Tupelo Hospice House

(Link no longer up)The late spring and early summer of 1959 and 1960 I was a Farm Reporter (parochial “Measuring Tobacco”) for the USDA in Hart County, KY office. On one beautiful spring morning, I had the papers for a farm own by a person I knew by word of mouth. I knew nothing about the family and had to get direction to the farm place. The road to the driveway to the home was fairly good but the driveway was not in shape for me to drive my father’s 1958 Custom 300 Ford down to the house. The house was in the woods the only yard was wood chips. When I arrive there were two women outside washing clothes. They both were between the ages 50-60 ?? bare foot with facial features from Deliverance. I expressed my reason for being there. One went and found a man near his 70s ? that took me to the place I had to report the amount of acreage of tobacco they were growing.
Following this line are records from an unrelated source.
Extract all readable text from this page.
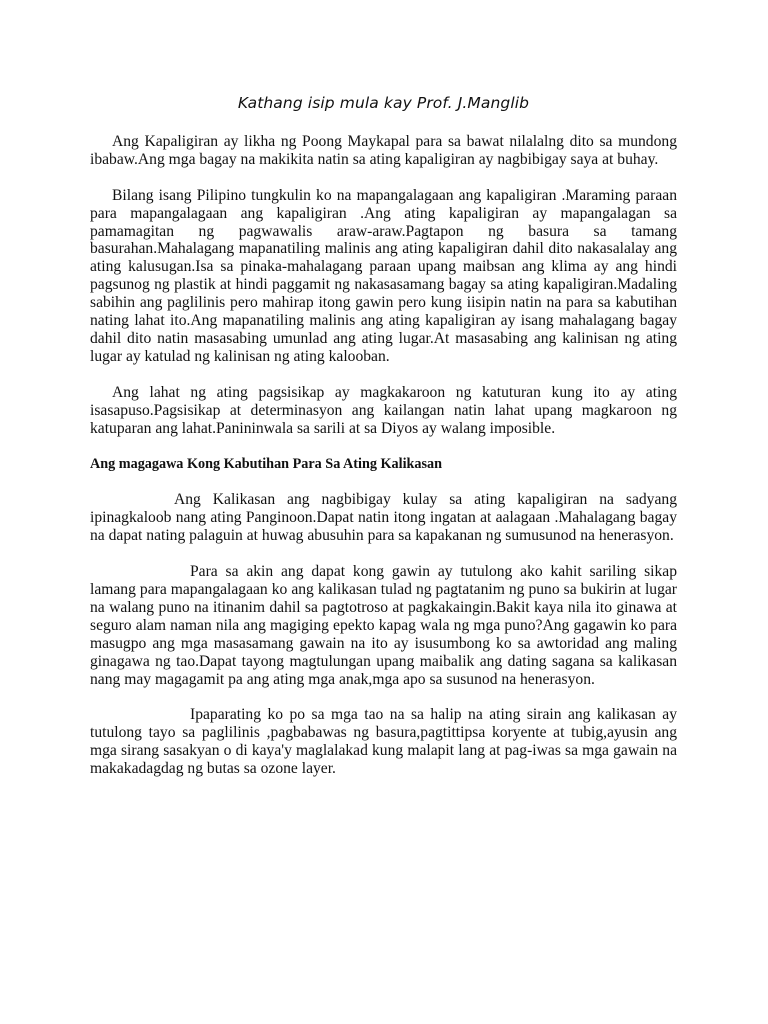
Kathang isip mula kay Prof. J.Manglib

Ang Kapaligiran ay likha ng Poong Maykapal para sa bawat nilalalng dito sa mundong ibabaw.Ang mga bagay na makikita natin sa ating kapaligiran ay nagbibigay saya at buhay.

Bilang isang Pilipino tungkulin ko na mapangalagaan ang kapaligiran .Maraming paraan para mapangalagaan ang kapaligiran .Ang ating kapaligiran ay mapangalagan sa pamamagitan ng pagwawalis araw-araw.Pagtapon ng basura sa tamang basurahan.Mahalagang mapanatiling malinis ang ating kapaligiran dahil dito nakasalalay ang ating kalusugan.Isa sa pinaka-mahalagang paraan upang maibsan ang klima ay ang hindi pagsunog ng plastik at hindi paggamit ng nakasasamang bagay sa ating kapaligiran.Madaling sabihin ang paglilinis pero mahirap itong gawin pero kung iisipin natin na para sa kabutihan nating lahat ito.Ang mapanatiling malinis ang ating kapaligiran ay isang mahalagang bagay dahil dito natin masasabing umunlad ang ating lugar.At masasabing ang kalinisan ng ating lugar ay katulad ng kalinisan ng ating kalooban.

Ang lahat ng ating pagsisikap ay magkakaroon ng katuturan kung ito ay ating isasapuso.Pagsisikap at determinasyon ang kailangan natin lahat upang magkaroon ng katuparan ang lahat.Panininwala sa sarili at sa Diyos ay walang imposible.

Ang magagawa Kong Kabutihan Para Sa Ating Kalikasan

Ang Kalikasan ang nagbibigay kulay sa ating kapaligiran na sadyang ipinagkaloob nang ating Panginoon.Dapat natin itong ingatan at aalagaan .Mahalagang bagay na dapat nating palaguin at huwag abusuhin para sa kapakanan ng sumusunod na henerasyon.

Para sa akin ang dapat kong gawin ay tutulong ako kahit sariling sikap lamang para mapangalagaan ko ang kalikasan tulad ng pagtatanim ng puno sa bukirin at lugar na walang puno na itinanim dahil sa pagtotroso at pagkakaingin.Bakit kaya nila ito ginawa at seguro alam naman nila ang magiging epekto kapag wala ng mga puno?Ang gagawin ko para masugpo ang mga masasamang gawain na ito ay isusumbong ko sa awtoridad ang maling ginagawa ng tao.Dapat tayong magtulungan upang maibalik ang dating sagana sa kalikasan nang may magagamit pa ang ating mga anak,mga apo sa susunod na henerasyon.

Ipaparating ko po sa mga tao na sa halip na ating sirain ang kalikasan ay tutulong tayo sa paglilinis ,pagbabawas ng basura,pagtittipsa koryente at tubig,ayusin ang mga sirang sasakyan o di kaya'y maglalakad kung malapit lang at pag-iwas sa mga gawain na makakadagdag ng butas sa ozone layer.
I remember the man had a sore about the size of a dime right below his lip. It was of a color I had never seen and an oder I had to avoid. He had a hearing disorder that I had to get close for him to hear. All things considered, I tried to get his and my work done quickly.

When we got back to the house three more people became visible. A young lady and her two children. She walked back to the car with me and we chatted a bit. She and the children spoke, looked and dressed to KY standards. I do not remember any names of this family except the stated owner, Harvey, who was not there that morning.

Most people in there area thought they knew who was the mamma, the papa, the children, the siblings, but I think mostly guess work.
Harvey was a student in elementary school where my mother’s sister taught. Learned anything, I think not. However he was drafted into the Army during WW ll. Somebody sited a mechanical genius and taught him to be an airplane mechanic. After the war was over he loved his family more than a fancy career so he can back to his wooded home. He never forgot his training and his service was often sought for his mechanical genius, (not airplanes)

The one thing I remember most about Harvey was a statement he made in answer to a question. The farm Harvey lived on had some timber land worth 10 of thousands of dollars in the 50s. Harvey did not seem to have any interest in cashing in on the assets. When asked why he did not, his reply, “Some of my neighbors might get burned out, then I could helped them.

Today as I look back upon that day, I see the value of the living experience these folks gave me. You will have to look hard to find people with more humility than they. That spiritual quality we must seek so we can live in harmony with God and our fellow man.

I do not know why a crazy brain of mine thought about Harvey’s family when I read the above link. However I think if these people had a certain amount of that precious quality (humility) Harvey’s family had, we would not be harassing a very valuable Tupelo asset.